2 · Database business logic
Stored procedures and triggers that already live in the database stay. Business logic embedded in the Delphi client — Pascal code in DataModules and forms — is extracted, normalised, and moved into the database tier. The platform helps automate this extraction where the Delphi code follows recognisable patterns.
3 · DataModules and forms become metadata
Delphi DataModules — TQuery, TDataSet, TDataSource definitions — are reified as metadata rows. VCL forms — TForm definitions, TDBEdit / TDBGrid bindings, field validations, event handlers — are imported and translated into the dictionary's UI model.
4 · Batch and middle tier
Server-side JavaScript on the platform handles what Delphi clients (or scheduled Delphi executables) once handled — integration, file handling, document generation, scheduled processing, external API calls.
5 · UI
Generated from the metadata, on Vue 3.5 / Vuetify 4. The VCL forms become responsive browser UI. The thick-client install-and-maintain model is replaced by browser delivery.

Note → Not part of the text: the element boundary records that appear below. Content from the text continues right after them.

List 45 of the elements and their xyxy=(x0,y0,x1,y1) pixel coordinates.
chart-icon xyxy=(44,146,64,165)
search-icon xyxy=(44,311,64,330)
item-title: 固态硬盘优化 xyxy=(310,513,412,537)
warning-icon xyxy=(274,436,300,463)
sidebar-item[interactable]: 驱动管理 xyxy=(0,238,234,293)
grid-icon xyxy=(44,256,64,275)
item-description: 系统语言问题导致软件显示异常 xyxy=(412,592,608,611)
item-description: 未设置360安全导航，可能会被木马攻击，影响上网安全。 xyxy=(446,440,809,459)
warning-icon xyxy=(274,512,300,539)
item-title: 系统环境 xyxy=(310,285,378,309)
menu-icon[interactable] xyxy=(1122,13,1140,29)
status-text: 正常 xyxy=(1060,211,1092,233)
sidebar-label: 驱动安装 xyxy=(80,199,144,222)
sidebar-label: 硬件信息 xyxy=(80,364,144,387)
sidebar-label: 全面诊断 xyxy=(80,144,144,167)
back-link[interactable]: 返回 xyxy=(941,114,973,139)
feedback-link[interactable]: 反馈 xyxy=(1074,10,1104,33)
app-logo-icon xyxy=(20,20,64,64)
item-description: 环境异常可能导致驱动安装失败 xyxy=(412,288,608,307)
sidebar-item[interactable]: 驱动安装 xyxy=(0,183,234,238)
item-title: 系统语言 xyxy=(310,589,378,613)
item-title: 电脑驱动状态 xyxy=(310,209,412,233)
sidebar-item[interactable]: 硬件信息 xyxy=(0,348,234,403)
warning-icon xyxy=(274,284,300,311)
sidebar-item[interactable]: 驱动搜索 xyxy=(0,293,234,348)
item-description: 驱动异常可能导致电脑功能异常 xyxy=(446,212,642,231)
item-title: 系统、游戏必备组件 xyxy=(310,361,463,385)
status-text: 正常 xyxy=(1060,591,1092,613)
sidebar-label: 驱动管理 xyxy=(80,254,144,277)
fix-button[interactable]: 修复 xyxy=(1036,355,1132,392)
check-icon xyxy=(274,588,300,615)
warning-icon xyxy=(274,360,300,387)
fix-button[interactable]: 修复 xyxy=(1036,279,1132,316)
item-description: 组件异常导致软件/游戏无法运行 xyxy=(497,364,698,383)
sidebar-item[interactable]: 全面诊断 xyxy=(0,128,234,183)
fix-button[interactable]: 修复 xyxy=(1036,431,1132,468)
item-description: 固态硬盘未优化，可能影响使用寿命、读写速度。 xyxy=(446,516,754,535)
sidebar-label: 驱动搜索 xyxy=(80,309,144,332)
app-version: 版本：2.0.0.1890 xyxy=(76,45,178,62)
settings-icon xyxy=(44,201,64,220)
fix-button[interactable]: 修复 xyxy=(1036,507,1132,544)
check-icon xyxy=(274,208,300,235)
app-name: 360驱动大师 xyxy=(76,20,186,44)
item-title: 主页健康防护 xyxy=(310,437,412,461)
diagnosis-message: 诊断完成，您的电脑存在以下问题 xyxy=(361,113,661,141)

Mobile delivery and role-aware rendering are properties of the runtime.
What changes for the operator
The customer's investment in the data model is preserved entirely. The Pascal client tier and the per-workstation deployment model — which most operators have come to regard as the harder operational problem than the application logic itself — are replaced by a supervised JVM-class runtime serving browser clients. The business rules return to the database tier where they can be transactional and where the platform's runtime reasons about them natively.
The team that delivers this is a database engineer, a Delphi- fluent analyst who can read the existing DataModules, and a business analyst who knows what the business expects of the system. The work is methodical extraction, not creative redesign.
A typical Delphi migration vs an Airtool migration
| A typical migration | An Airtool migration | |
|---|---|---|
| Approach | Re-write in C# / Java / web framework | ✓ Move logic to the data tier; generate the UI from metadata |
| Schema | Re-modelled to fit the target framework | ✓ Imported as-is into the dictionary |
| Pascal logic | Translated into the target language, with the usual translation losses | ✓ Extracted into stored procedures and triggers (where it belongs) |
| VCL forms | Re-written by hand, one at a time | ✓ Imported as metadata; UI is generated at runtime |
| DataModules | Lost as a structural concept; rebuilt as repository / service layer | ✓ Reified as query / view metadata |
| Customer-side team | Full-stack developers, Delphi domain experts as advisors | ✓ Database engineer + Delphi-fluent analyst + our team |
| Cut-over | Big-bang at the end of an extended project | ✓ Incremental, module by module, parallel run |
Why Delphi estates are different
Delphi estates are different from Forms or 4GL estates because so much of the business logic lives in the client tier. The canonical pattern — DataModules that combine data access, basic validation and "shared business logic" — sits exactly where business logic should not be: outside the transactional perimeter, distributed across versioned client binaries, and opaque to anything that reads the database.
The migration is, fundamentally, a refactor: moving rules from the client tier into the data tier where they belong, and letting the platform generate the surface above. The result is an estate that runs in a browser, scales with the runtime, and enforces its own business rules transactionally regardless of what the application tier above does.